Today, Senator Elizabeth Warren (D-MA) released a proposal to break up America’s largest tech companies. In a post on Medium, Senator Warren argues that Facebook, Google, and Amazon are so big – and so harmful to open competition in the tech sector – that the only solution is to break up parts of their business into smaller components.

This comes on the heels of The New Center releasing our paper late last year on how to deal with the challenges of Big Tech in which we highlighted:

  • One out of every two dollars spent online goes through Amazon
  • 92% of internet search is controlled by Google.
  • 94% of social media users have an account with Facebook or a company owned by Facebook.
  • Facebook and Google collect 63% of all online advertising revenue

We focused in our paper on urgent actions that must be taken to protect our privacy and public discourse.

The Warren proposal goes much further and actually suggests breaking up the companies in a two-step approach:

First, Warren proposes to designate companies “that offer to the public an online marketplace, an exchange, or a platform for connecting third parties” and that make $25 billion or more in annual global revenue as ‘platform utilities’.  Under Warren’s proposal, companies that are platform utilities would be barred from owning both the platform and any products that appear on it.  In practice this would mean Google Search would need to be spun off from the rest of Alphabet, because Alphabet, its companies, and its services appear as search results on Google.com. Amazon would be restricted from owning both Amazon.com and its line of Amazon Basics products that are sold on Amazon.com.  The idea is to prevent Google, Amazon, and others from gaining unfair competitive advantages by altering search results on their platforms to promote their own products.

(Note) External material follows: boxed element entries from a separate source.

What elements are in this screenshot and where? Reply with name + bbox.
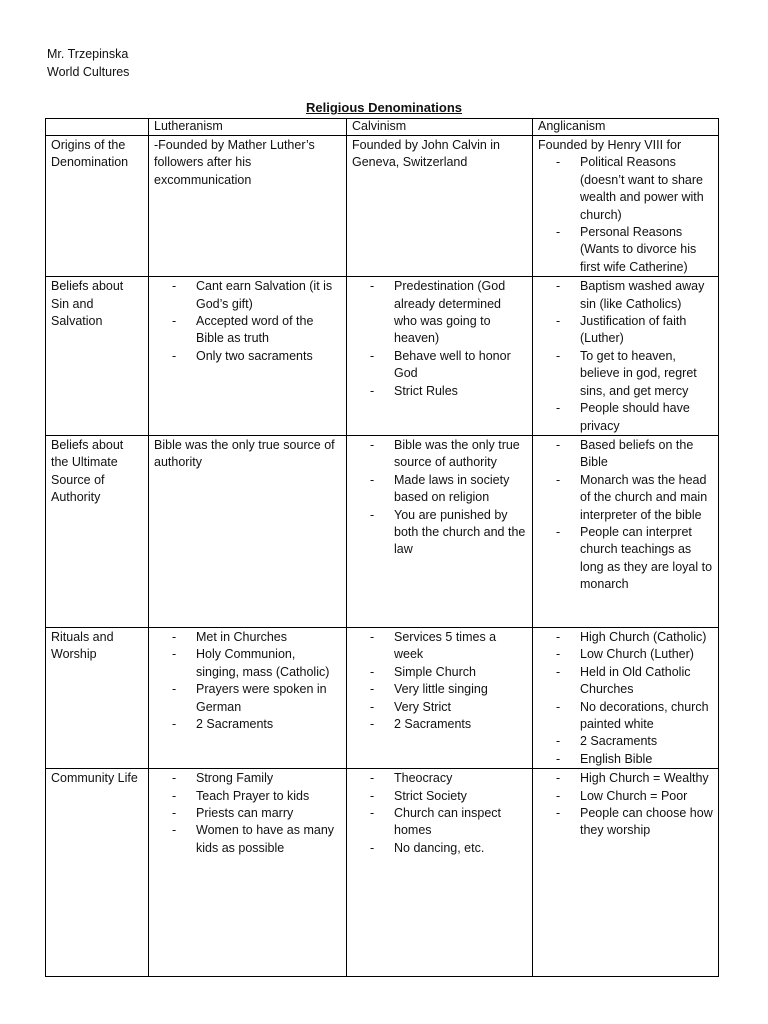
- list-item: - Held in Old Catholic Churches: [580, 664, 713, 699]
- list-item: - Accepted word of the Bible as truth: [196, 313, 341, 348]
- list-item: - People can choose how they worship: [580, 805, 713, 840]
- header-cell-anglicanism: Anglicanism: [533, 119, 719, 136]
- list-item: - Low Church = Poor: [580, 788, 713, 805]
- bullet-list: [538, 437, 713, 594]
- list-item: - English Bible: [580, 751, 713, 768]
- list-item: - Services 5 times a week: [394, 629, 527, 664]
- cell-text: -Founded by Mather Luther’s followers after his excommunication: [154, 138, 315, 187]
- bullet-list: [352, 278, 527, 400]
- list-item: - Priests can marry: [196, 805, 341, 822]
- header-cell-empty: [46, 119, 149, 136]
- header-cell-calvinism: Calvinism: [347, 119, 533, 136]
- list-item: - Baptism washed away sin (like Catholics): [580, 278, 713, 313]
- list-item: - Strict Rules: [394, 383, 527, 400]
- denominations-table: [45, 118, 719, 977]
- document-title: Religious Denominations: [305, 100, 462, 115]
- row-label: Community Life: [46, 769, 149, 977]
- bullet-list: [352, 629, 527, 733]
- list-item: - Only two sacraments: [196, 348, 341, 365]
- list-item: - Predestination (God already determined who was going to heaven): [394, 278, 527, 348]
- list-item: - Church can inspect homes: [394, 805, 527, 840]
- list-item: - Holy Communion, singing, mass (Catholic): [196, 646, 341, 681]
- bullet-list: [538, 770, 713, 840]
- list-item: - People should have privacy: [580, 400, 713, 435]
- bullet-list: [538, 154, 713, 276]
- list-item: - No dancing, etc.: [394, 840, 527, 857]
- table-row: [46, 627, 719, 768]
- table-row: [46, 435, 719, 627]
- cell-calvinism: [347, 136, 533, 277]
- bullet-list: [352, 770, 527, 857]
- list-item: - Monarch was the head of the church and main interpreter of the bible: [580, 472, 713, 524]
- list-item: - Political Reasons (doesn’t want to share wealth and power with church): [580, 154, 713, 224]
- cell-text: Founded by John Calvin in Geneva, Switzerland: [352, 138, 501, 170]
- list-item: - Women to have as many kids as possible: [196, 822, 341, 857]
- table-row: [46, 277, 719, 436]
- list-item: - Personal Reasons (Wants to divorce his first wife Catherine): [580, 224, 713, 276]
- list-item: - Prayers were spoken in German: [196, 681, 341, 716]
- list-item: - To get to heaven, believe in god, regret sins, and get mercy: [580, 348, 713, 400]
- list-item: - Strict Society: [394, 788, 527, 805]
- course-name: World Cultures: [47, 65, 130, 79]
- bullet-list: [538, 278, 713, 435]
- list-item: - Made laws in society based on religion: [394, 472, 527, 507]
- list-item: - Cant earn Salvation (it is God’s gift): [196, 278, 341, 313]
- bullet-list: [538, 629, 713, 768]
- table-row: [46, 136, 719, 277]
- cell-lutheranism: [149, 769, 347, 977]
- bullet-list: [154, 629, 341, 733]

Warren says platform companies both large and small would also need to meet fairness and non-discrimination standards in dealings with their users and would be prohibited from transferring or sharing their users’ data with third parties.  Smaller companies would not be required to separate their platforms from the rest of their business.

Warren’s second major proposal commits to unwinding what she says are anti-competitive mergers that have allowed tech giants to buy out their rivals or quickly take over new markets. As examples, she cites Facebook’s acquisitions of Instagram and WhatsApp, Amazon’s takeovers of Whole Foods and Zappos, and Google’s purchases of Waze and DoubleClick.

These mergers were initially approved because regulators believed they did not violate the longstanding ‘consumer welfare standard’ – the theory that business practices should only be considered monopolistic if they result in higher prices for consumers.  Warren argues that antitrust law based on the consumer welfare standard is too narrowly defined, and doesn’t consider other ways in which a lack of competition can hurt consumers – like, say, by eliminating the incentive to deviate from intrusive data collection practices that violate consumer privacy rights.

Senator Warren is the first presidential candidate in either party to directly call for the breakup of large tech companies.

 

Evan Burke is a policy analyst for The New Center, which aims to establish the intellectual basis for a viable political center in today’s America.